Dün Nagoya’daki bir yol çalışmasına rastladım. Adamlar avuçiçi kadar yer kazmalarına rağmen neredeyse 5 katı büyüklüğünde bir bölgeyi ışıklı göstergeler ve bantlar ile donatmış çalışmanın başladığı ve bittiği noktaya kafasında baret elinde fosforlu ışıklar olan adamlar yerleştirmiş. Gözlerime inanamadım. İnsana Saygı’nın ne demek olduğunu metrolardan sonra burada çok daha iyi anladım. Zannedersem bu örneğim, diğer sütunun kökenlerinin nerelere dayandığını kısmen de olsa açıklar niteliktedir.

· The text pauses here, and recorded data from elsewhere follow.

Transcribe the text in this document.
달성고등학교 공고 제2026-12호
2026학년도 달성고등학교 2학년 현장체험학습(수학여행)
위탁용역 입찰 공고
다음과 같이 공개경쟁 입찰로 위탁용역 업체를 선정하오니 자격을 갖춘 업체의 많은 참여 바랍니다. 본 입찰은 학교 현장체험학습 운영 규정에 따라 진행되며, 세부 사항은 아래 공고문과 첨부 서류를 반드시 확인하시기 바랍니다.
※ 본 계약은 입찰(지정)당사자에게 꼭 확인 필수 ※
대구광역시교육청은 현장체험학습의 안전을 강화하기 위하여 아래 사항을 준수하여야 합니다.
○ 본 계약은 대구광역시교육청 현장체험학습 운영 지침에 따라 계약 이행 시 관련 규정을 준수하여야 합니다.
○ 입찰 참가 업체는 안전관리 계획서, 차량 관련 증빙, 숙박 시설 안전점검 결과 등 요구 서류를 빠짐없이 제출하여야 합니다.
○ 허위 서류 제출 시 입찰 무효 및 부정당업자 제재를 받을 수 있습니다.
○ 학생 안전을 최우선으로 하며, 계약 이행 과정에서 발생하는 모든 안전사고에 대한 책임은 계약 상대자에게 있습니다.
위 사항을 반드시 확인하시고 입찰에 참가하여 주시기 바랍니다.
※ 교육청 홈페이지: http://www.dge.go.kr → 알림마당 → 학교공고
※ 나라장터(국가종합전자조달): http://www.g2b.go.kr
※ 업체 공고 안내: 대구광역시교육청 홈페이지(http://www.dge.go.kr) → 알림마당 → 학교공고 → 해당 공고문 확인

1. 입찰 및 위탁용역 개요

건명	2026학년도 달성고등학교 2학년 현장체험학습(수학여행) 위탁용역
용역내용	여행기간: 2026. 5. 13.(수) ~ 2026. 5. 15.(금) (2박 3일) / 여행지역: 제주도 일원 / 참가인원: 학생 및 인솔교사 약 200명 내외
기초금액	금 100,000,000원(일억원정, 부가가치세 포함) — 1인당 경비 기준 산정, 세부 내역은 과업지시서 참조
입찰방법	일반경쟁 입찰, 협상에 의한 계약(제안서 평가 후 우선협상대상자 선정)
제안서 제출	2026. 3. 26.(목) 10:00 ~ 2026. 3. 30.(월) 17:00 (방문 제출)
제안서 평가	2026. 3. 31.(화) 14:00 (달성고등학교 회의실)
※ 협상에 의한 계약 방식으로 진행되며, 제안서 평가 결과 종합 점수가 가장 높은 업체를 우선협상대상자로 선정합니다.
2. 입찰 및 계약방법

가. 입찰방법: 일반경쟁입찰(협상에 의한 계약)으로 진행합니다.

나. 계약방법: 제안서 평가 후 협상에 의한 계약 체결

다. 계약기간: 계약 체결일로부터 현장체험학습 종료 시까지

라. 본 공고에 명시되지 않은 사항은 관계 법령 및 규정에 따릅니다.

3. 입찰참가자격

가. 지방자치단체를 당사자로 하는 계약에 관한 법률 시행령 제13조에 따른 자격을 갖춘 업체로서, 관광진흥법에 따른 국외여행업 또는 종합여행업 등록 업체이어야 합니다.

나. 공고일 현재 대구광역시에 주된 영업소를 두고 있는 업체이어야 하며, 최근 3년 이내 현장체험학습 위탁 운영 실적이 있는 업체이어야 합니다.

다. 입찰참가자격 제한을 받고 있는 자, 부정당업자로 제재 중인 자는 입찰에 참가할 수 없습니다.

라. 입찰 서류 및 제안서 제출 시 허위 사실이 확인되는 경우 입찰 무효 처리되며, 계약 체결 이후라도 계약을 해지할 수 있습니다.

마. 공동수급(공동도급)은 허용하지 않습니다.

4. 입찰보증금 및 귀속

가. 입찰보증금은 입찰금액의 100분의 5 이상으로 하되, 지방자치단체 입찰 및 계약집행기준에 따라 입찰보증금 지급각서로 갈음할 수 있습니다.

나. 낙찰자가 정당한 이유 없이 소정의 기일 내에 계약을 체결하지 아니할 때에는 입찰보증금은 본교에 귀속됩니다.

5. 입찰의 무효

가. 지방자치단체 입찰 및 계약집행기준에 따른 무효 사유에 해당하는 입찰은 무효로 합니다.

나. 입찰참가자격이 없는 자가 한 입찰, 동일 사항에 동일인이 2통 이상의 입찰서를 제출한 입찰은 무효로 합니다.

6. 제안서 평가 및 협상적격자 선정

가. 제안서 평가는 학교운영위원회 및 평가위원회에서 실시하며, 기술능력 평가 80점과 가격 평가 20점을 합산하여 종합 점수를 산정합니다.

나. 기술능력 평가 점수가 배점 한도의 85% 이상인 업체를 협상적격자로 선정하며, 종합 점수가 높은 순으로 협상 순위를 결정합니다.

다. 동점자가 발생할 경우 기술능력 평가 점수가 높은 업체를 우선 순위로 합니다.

İnsana saygı bir üst boyutta “Kadına Saygı” olarak da gözler önüne seriliyor. Metro durağında yine görsellikle hat safhada kendini belli eden ve bazı saatler arasında sadece kadınların kullanabileceği vagonların durakları tanımlanmış. Günümüzdeki Pembe Metrobüs tartışmalarına verilebilecek en güzel cevap galiba bu olabilir. Amaç aynı muhtemel taciz olaylarından kadınları korumak. Bizdeki gibi “pembe metrobüse binmeyen bayanlar hakkında ne düşünülür” gibi bilinç altı sondajlamalarından ziyade, onları korumak esas alınmış. Bu kadar siyaset yapmak yeter, dönelim TPS’e…
Toyota Way’de tanımlanan bu iki sütun aslında çok derin anlamları beraberinde getiriyor ve Toyota Evi’nin, TPS’in harcını oluşturuyor. Harcı iyi karmazsanız evin ayakta durması oldukça zor. Görsellik ve tertip düzen ise bu karışımı yaratan harcın en önemli bileşenleri…
Geçtiğimiz Cumartesi Tokyo’da Pazar ise Kyoto’daydım. Orada topladıklarımla yazacaklarım heralde destan olacak.
Sevgiler
CY
2 yorum
Merhaba Can Bey,
Yukarıda yazdıklarınızın tümüne katılıyorum.
Bende geçtiğimiz hafta 14-20 Temmuz arası Japonya da idim. Osaka – Mei – Kyoto – Tokya da 3 adet fabrika gezdim. Bir çok fotoğraf ve video çektim. Henüz yeni döndüğüm için onları düzenlemek ile meşgulüm. Amacım fabrikaddaki arkadaşlara izlenimlerimi anlatmak. Bizde karınca kararınca elimizden geldiğince Dönmez Debriyaj da Yalın çalışmaları yapıyoruz. Bu seyahat benim için çok faydalı oldu bu açıdan.
Saygılarımla…
TaNeR
Taner Bey,
Yorumlarınız için çok teşekkürler. Japonya’nın ezber bozan bu yaşam tarzı ve kültürü bize şirketlerde sunulan bahaneleri artıracak gibi gözükmesine rağmen bu işin yapılabilir olduğunun en büyük kanıtı olduğundan bu tanıklığı yaşayan bizler için büyük önem taşıyor. Aldığınız ilham ve edindiğiniz bilgilerin gelecekteki tecrübelerinize dönüşmesi dileğiyle…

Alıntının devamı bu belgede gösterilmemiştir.